Since then, a U.S. Department of Agriculture spokesperson said in response to e-mail questions that since then, the U.S. Department of Agriculture has received "considerable feedback" from organic farmers and mulch mulch manufacturers. According to the spokesperson, two researchers gave speeches on this topic at the last NOSB meeting in April 2019, and farmers expressed continued interest.

Agricultural chemical giant BASF has been sending representatives to the NOSB meeting, arguing that its product Ecovio is a certified organic farming product, which is a biodegradable plastic covering commonly used by farmers all over the world. it says

The product released in 2018 shows that the product is completely biodegradable.

Jennifer DeBruyn, associate professor of biological systems engineering and soil science at the University of Tennessee Agricultural Research Institute, said that although this study was supported by BASF, other independent studies have reached similar conclusions. She said: "Our main conclusion is that we believe that these mulches will not have a strong impact on soil health parameters, soil health indicators or soil microbial communities."

Her team recently posted it as

.

But so far, the team has only analyzed two years of field trials. DeBruyn said: "In many cases, soil parameters may take years and years to change and change. Therefore, I think there will be many questions about the long-term impact."

Behar said that at present, the hesitation around the unknown long-term impact is undertaken by the members of the NOSB, although the topic has been included in the board's work agenda for 2019. She also hopes that the company will be able to use the synthetic bio-based covering for the market-behaves like plastic but does not contain any petroleum-based materials, so it will be approved for use in organic agriculture.
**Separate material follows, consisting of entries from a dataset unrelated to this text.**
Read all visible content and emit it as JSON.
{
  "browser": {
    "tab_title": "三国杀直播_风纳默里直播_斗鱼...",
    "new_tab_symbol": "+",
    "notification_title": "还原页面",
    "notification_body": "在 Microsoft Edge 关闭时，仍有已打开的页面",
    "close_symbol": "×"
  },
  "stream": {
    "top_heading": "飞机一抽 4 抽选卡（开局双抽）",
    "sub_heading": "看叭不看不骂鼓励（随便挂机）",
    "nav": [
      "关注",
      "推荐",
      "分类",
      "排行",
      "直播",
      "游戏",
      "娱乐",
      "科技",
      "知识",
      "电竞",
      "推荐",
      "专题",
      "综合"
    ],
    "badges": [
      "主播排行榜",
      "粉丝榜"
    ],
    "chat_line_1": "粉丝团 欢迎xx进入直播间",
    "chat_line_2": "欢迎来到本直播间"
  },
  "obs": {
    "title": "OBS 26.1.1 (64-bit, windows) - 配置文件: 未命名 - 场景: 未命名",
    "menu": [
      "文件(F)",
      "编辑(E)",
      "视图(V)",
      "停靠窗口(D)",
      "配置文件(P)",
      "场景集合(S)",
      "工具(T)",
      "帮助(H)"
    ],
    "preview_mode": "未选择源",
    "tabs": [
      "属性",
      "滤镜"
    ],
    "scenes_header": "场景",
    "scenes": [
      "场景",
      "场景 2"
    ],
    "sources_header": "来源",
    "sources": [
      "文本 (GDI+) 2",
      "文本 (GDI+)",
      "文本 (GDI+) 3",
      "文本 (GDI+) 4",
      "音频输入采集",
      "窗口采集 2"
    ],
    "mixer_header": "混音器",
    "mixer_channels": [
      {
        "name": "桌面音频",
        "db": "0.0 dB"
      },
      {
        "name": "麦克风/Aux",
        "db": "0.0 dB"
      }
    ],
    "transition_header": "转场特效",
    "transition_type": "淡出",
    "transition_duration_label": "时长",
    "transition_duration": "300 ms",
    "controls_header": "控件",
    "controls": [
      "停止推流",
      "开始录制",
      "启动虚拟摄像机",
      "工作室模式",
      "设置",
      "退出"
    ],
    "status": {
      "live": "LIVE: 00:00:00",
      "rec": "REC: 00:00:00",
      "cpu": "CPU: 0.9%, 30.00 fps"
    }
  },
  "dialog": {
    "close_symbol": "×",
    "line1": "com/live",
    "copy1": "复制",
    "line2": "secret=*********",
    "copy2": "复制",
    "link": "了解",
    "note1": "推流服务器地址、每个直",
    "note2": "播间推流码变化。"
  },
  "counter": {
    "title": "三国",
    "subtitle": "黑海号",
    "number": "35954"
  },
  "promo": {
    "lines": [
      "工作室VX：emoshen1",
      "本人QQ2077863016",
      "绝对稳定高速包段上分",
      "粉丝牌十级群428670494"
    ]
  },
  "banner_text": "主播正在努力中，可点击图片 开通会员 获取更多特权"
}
She believes that, based on public comments at the NOSB meeting, this situation is imminent.

At the same time, the tomato plants are getting taller this season, and the Normans don’t want to wait for another season to allow the use of available biodegradable mulch, even if they contain oil. Joan Norman said: "There is no doubt that it will be 100% bio-based at some point, and we are looking forward to it." "But until that point... it's definitely better than filling plastic garbage in a trash can. The buried site is better. This is a lot of plastic."